4 février 2019 1 04 /02 /février /2019 22:13

« Objets flottants » est la première exposition monographique d'envergure de l'artiste franco-vietnamienne Mai Tabakian. Sa proposition, dans le déploiement de quatre œuvres monumentales, parfois suspendues, évoque d'emblée cette question du flottement, dans l'espace et dans la métaphore, et offre, dans une sorte de parcours initiatique, une réflexion à la fois ludique et profonde sur la recherche de l'équilibre, d'un point d'équilibre, nécessaire mais mouvant et fragile.

 

Le titre de l'exposition lui a été inspiré par la notion d' « objet flottant » utilisé dans les thérapies systémiques - forme de thérapie tenant compte non seulement de l'individu mais aussi de son environnement comme « système », réseau, rhizome - dans lesquelles des objets (et notamment le blason, le jeu de l'oie) prennent forme symbolique pour dire quelque chose d'une histoire, personnelle, familiale, sociale. L'objet flottant est donc, dans la thérapie comme dans l'art, un « espace intermédiaire », entre soi et soi-même, le réel et le fantasme - qu'il soit de l'ordre du désir ou de l'effroi - un espace des possibles.

 

Flottants, ces « objets », ces œuvres, le sont aussi par la façon dont, à l'instar du « monde flottant » de la tradition japonaise (l’Ukyiô), ils manifestent chacun à leur manière la réalité d'un monde marqué par l'impermanence et la relativité des choses. Draînant toute la pensée asiatique, le sentiment d'incertitude, la difficulté de capturer, de maîtriser les éléments du monde se trouvent confrontés, écho à la double culture de l'artiste, à la tentation rationnelle, notamment au travers de l'intérêt que l'artiste porte à la géométrie et aux mathématiques, à la perfection des formes, à la modélisation du réel. Carré, triangle, cercle, rectangle, pentagone, hexagone ou octogone, les formes de la « géométrie sacrée », à l'œuvre dans la nature comme chez les bâtisseurs, s'inscrivent partout chez Mai Tabakian, comme pour consolider son monde et en conjurer la fluidité.

 

Les œuvres de Mai Tabakian conservent toujours néanmoins une dimension ludique, avec leurs formes sensuelles et leur chromatisme exacerbé, jeu renforcé ici par l'appel à des éléments identifiés de la culture populaire. Comme dans l’Ukyiô, la légèreté est une politesse et un devoir face à la fugacité du monde...

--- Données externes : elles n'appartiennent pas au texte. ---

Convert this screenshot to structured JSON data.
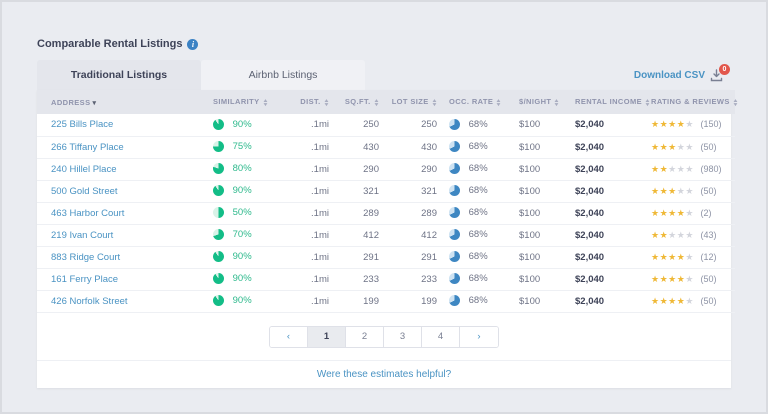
{
  "page": {
    "title": "Comparable Rental Listings",
    "download_label": "Download CSV",
    "download_badge": "0",
    "footer_link": "Were these estimates helpful?"
  },
  "tabs": [
    {
      "label": "Traditional Listings",
      "active": true
    },
    {
      "label": "Airbnb Listings",
      "active": false
    }
  ],
  "table": {
    "columns": [
      {
        "label": "Address",
        "sort": "desc",
        "align": "al",
        "key": "address"
      },
      {
        "label": "Similarity",
        "sort": "both",
        "align": "al",
        "key": "similarity"
      },
      {
        "label": "Dist.",
        "sort": "both",
        "align": "ar",
        "key": "dist"
      },
      {
        "label": "Sq.Ft.",
        "sort": "both",
        "align": "ar",
        "key": "sqft"
      },
      {
        "label": "Lot Size",
        "sort": "both",
        "align": "ar",
        "key": "lot_size"
      },
      {
        "label": "Occ. Rate",
        "sort": "both",
        "align": "al",
        "key": "occ_rate"
      },
      {
        "label": "$/Night",
        "sort": "both",
        "align": "al",
        "key": "night"
      },
      {
        "label": "Rental Income",
        "sort": "both",
        "align": "al",
        "key": "rental_income"
      },
      {
        "label": "Rating & Reviews",
        "sort": "both",
        "align": "al",
        "key": "rating"
      }
    ],
    "rows": [
      {
        "address": "225 Bills Place",
        "similarity": "90%",
        "similarity_pct": 90,
        "dist": ".1mi",
        "sqft": "250",
        "lot_size": "250",
        "occ_rate": "68%",
        "occ_pct": 68,
        "night": "$100",
        "rental_income": "$2,040",
        "stars": 4,
        "reviews": "(150)"
      },
      {
        "address": "266 Tiffany Place",
        "similarity": "75%",
        "similarity_pct": 75,
        "dist": ".1mi",
        "sqft": "430",
        "lot_size": "430",
        "occ_rate": "68%",
        "occ_pct": 68,
        "night": "$100",
        "rental_income": "$2,040",
        "stars": 3,
        "reviews": "(50)"
      },
      {
        "address": "240 Hillel Place",
        "similarity": "80%",
        "similarity_pct": 80,
        "dist": ".1mi",
        "sqft": "290",
        "lot_size": "290",
        "occ_rate": "68%",
        "occ_pct": 68,
        "night": "$100",
        "rental_income": "$2,040",
        "stars": 2,
        "reviews": "(980)"
      },
      {
        "address": "500 Gold Street",
        "similarity": "90%",
        "similarity_pct": 90,
        "dist": ".1mi",
        "sqft": "321",
        "lot_size": "321",
        "occ_rate": "68%",
        "occ_pct": 68,
        "night": "$100",
        "rental_income": "$2,040",
        "stars": 3,
        "reviews": "(50)"
      },
      {
        "address": "463 Harbor Court",
        "similarity": "50%",
        "similarity_pct": 50,
        "dist": ".1mi",
        "sqft": "289",
        "lot_size": "289",
        "occ_rate": "68%",
        "occ_pct": 68,
        "night": "$100",
        "rental_income": "$2,040",
        "stars": 4,
        "reviews": "(2)"
      },
      {
        "address": "219 Ivan Court",
        "similarity": "70%",
        "similarity_pct": 70,
        "dist": ".1mi",
        "sqft": "412",
        "lot_size": "412",
        "occ_rate": "68%",
        "occ_pct": 68,
        "night": "$100",
        "rental_income": "$2,040",
        "stars": 2,
        "reviews": "(43)"
      },
      {
        "address": "883 Ridge Court",
        "similarity": "90%",
        "similarity_pct": 90,
        "dist": ".1mi",
        "sqft": "291",
        "lot_size": "291",
        "occ_rate": "68%",
        "occ_pct": 68,
        "night": "$100",
        "rental_income": "$2,040",
        "stars": 4,
        "reviews": "(12)"
      },
      {
        "address": "161 Ferry Place",
        "similarity": "90%",
        "similarity_pct": 90,
        "dist": ".1mi",
        "sqft": "233",
        "lot_size": "233",
        "occ_rate": "68%",
        "occ_pct": 68,
        "night": "$100",
        "rental_income": "$2,040",
        "stars": 4,
        "reviews": "(50)"
      },
      {
        "address": "426 Norfolk Street",
        "similarity": "90%",
        "similarity_pct": 90,
        "dist": ".1mi",
        "sqft": "199",
        "lot_size": "199",
        "occ_rate": "68%",
        "occ_pct": 68,
        "night": "$100",
        "rental_income": "$2,040",
        "stars": 4,
        "reviews": "(50)"
      }
    ]
  },
  "pagination": {
    "prev": "‹",
    "pages": [
      "1",
      "2",
      "3",
      "4"
    ],
    "active": "1",
    "next": "›"
  },
  "colors": {
    "green": "#13bd87",
    "green_bg": "#d9f3e8",
    "blue": "#3e87c2",
    "blue_bg": "#cfe3f2",
    "accent_link": "#4a93c3",
    "star_gold": "#efb836",
    "badge_red": "#e2574c"
  }
}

Elles trouvent également leur richesse dans la multiplicité des inspirations et des références qui font de ces objets hybrides et étranges, à l'exemple des « Gardiens » surplombant la nef, des œuvres à la croisée de l'artisanat - toutes les œuvres sont produites par l'artiste dans son atelier - et de l'esthétique numérique, puisant au passage chez Vasarely et l'op art, Felice Varini et Calder, mais aussi Hokusai ou Stanley Kubrick jusqu'au mathématicien polonais Waclaw Sierpinski, qui a inspiré à l'artiste l'œuvre « Balance Point ».

 

Ici, dans l'espace majestueux de la Chapelle de Châteaugiron, la dimension spirituelle du lieu résonne avec le syncrétisme culturel de l'artiste. Pour les 3 CHA, elle a imaginé des installations à l'échelle du monument et sensibles à son histoire et à sa résurrection, spécifiquement créées et produites pour l'exposition.

 

Née en 1970 à Paris, Mai Tabakian est une artiste franco-vietnamienne. Elle vit et travaille à Paris et Montrouge. Diplômée en Droit et en Histoire de l'Art, elle choisit de se consacrer entièrement à l'art à partir de 2010. Ses œuvres, principalement sculpturales, font essentiellement appel au textile, désormais médium à part entière dans l'art contemporain, dans une technique très particulière de « marqueterie textile » dont elle est dépositaire. Depuis 2010, son travail a été montré régulièrement dans des expositions personnelles en galeries (en France, en Belgique, en Allemagne), des centres d'art ( le 116 à Montreuil, H2M à Bourg-en-Bresse), des expositions collectives (« Say it with flowers » au Museum Bellerive de Zurich (Suisse), « Au-delà de mes rêves » et « A l'ombre d'Eros » au Monastère royal de Brou à Bourg-en-Bresse, « Growing » à la Gallery of The National Centre for Craft and Design à Sleaford dans le Lincolnshire (UK)) et internationales (Xème Triennale internationale des mini-textiles, Musée Jean-Lurçat à Angers,  Rijswijk Textile Biennial, à Rijswijk aux Pays-Bas, Miniartextil à Côme en Italie).

Les « Blasons-codes »

 

Sur les murs latéraux de la chapelle, se déploient deux séries de quatre œuvres en forme de blason, de grand format.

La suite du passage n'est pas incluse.